NESiLLER BOYU SÜREN ALIŞKANLIKLAR

27 Haziran 2012

Beslenme ve diyet hakkındaki efsaneler, tıpkı genetik mirasımız gibi nesilden nesile aktarılıyor. Beslenme konusunda, ailemizden öğrendiğimiz ancak güncelliğini kaybetmiş bazı bilgileri doğrularıyla değiştirme zamanı çoktan geldi

”Yemek saatini bekle, aman iştahın kapanmasın”

Küçükken bu cümleyi sıklıkla duyduğunuza eminim ancak hafif ve kalorisi iyi dengelenmiş bir ara öğün yapmak oldukça sağlıklı. Ara öğünler, kan şekerini dengede tutar ve ana öğünler arasında aşırı acıkmanızı engeller.

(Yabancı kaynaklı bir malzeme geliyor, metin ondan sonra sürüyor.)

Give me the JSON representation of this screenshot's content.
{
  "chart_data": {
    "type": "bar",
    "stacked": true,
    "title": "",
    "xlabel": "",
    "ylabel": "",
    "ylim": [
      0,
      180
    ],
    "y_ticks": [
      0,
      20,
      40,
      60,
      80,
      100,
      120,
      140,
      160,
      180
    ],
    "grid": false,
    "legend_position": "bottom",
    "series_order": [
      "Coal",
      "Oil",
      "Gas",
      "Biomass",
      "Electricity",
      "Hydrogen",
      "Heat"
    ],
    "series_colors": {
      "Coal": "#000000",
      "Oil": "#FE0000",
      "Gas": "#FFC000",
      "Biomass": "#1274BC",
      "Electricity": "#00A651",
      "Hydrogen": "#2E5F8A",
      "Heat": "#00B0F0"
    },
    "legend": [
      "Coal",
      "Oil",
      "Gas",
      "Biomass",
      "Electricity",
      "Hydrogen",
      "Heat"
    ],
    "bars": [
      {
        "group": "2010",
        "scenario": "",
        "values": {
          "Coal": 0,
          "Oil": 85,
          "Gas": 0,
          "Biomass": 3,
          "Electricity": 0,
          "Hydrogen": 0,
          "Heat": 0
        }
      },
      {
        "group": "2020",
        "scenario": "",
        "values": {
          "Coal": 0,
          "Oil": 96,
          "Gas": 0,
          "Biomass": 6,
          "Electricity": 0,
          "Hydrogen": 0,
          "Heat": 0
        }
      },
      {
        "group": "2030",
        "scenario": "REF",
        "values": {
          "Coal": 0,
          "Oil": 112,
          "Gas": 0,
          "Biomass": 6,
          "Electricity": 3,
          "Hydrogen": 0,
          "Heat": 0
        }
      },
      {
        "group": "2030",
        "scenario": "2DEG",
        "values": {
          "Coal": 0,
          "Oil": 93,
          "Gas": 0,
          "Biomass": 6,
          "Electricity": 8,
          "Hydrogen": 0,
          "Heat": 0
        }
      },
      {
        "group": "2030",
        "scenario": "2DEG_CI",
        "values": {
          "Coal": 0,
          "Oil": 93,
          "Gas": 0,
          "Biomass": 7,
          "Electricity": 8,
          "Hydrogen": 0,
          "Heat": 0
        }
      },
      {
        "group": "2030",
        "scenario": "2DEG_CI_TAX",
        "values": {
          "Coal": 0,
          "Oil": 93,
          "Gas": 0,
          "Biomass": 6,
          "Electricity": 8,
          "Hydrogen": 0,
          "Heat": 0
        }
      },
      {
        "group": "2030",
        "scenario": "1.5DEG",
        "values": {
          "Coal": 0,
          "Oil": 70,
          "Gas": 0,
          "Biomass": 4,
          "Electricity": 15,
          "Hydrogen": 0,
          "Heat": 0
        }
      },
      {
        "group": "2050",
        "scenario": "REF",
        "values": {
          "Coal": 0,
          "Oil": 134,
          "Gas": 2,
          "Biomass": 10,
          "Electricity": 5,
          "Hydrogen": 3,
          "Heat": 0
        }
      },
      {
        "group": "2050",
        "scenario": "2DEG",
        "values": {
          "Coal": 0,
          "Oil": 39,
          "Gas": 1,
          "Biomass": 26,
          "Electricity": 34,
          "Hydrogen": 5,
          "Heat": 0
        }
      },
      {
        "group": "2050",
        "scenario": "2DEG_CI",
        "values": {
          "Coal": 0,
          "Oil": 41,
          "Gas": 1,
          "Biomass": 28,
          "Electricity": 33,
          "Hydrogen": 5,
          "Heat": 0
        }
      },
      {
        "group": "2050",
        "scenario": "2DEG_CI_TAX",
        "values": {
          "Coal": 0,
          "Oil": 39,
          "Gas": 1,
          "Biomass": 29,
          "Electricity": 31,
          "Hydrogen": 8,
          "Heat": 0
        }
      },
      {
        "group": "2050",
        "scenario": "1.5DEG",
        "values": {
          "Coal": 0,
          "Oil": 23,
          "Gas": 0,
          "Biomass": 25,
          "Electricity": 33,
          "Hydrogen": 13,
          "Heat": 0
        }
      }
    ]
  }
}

Çok acıkıp aşırı yemek, hem ihtiyacınızdan fazla kalori almanıza sebep olabilir hem de midenizi yorabilir.

Bilginizi yenileyin: Gün içinde yediklerinizi 5-6 öğüne bölmek, daha fazla enerji harcamanızı sağlar çünkü her yediğiniz besin için tüm sindirim sistemi çalışır ve yediğinizin yanma enerjisiyle birlikte kilo kontrolü kolaylaşır. Ara öğün yaparak hem kilo kontrolü sağlamak hem de sindirim sisteminizi rahatlatmak daha kolay. Ara öğünler için 100-200 kalorilik seçimler yapmak uygun. Fındık, ceviz, badem gibi yağlı tohumlar, meyve, çiğ sebzeler, yoğurt, süt sağlıklı seçenekler. Vücudunuzu üç saatten daha uzun süre aç bırakmamanız önemli.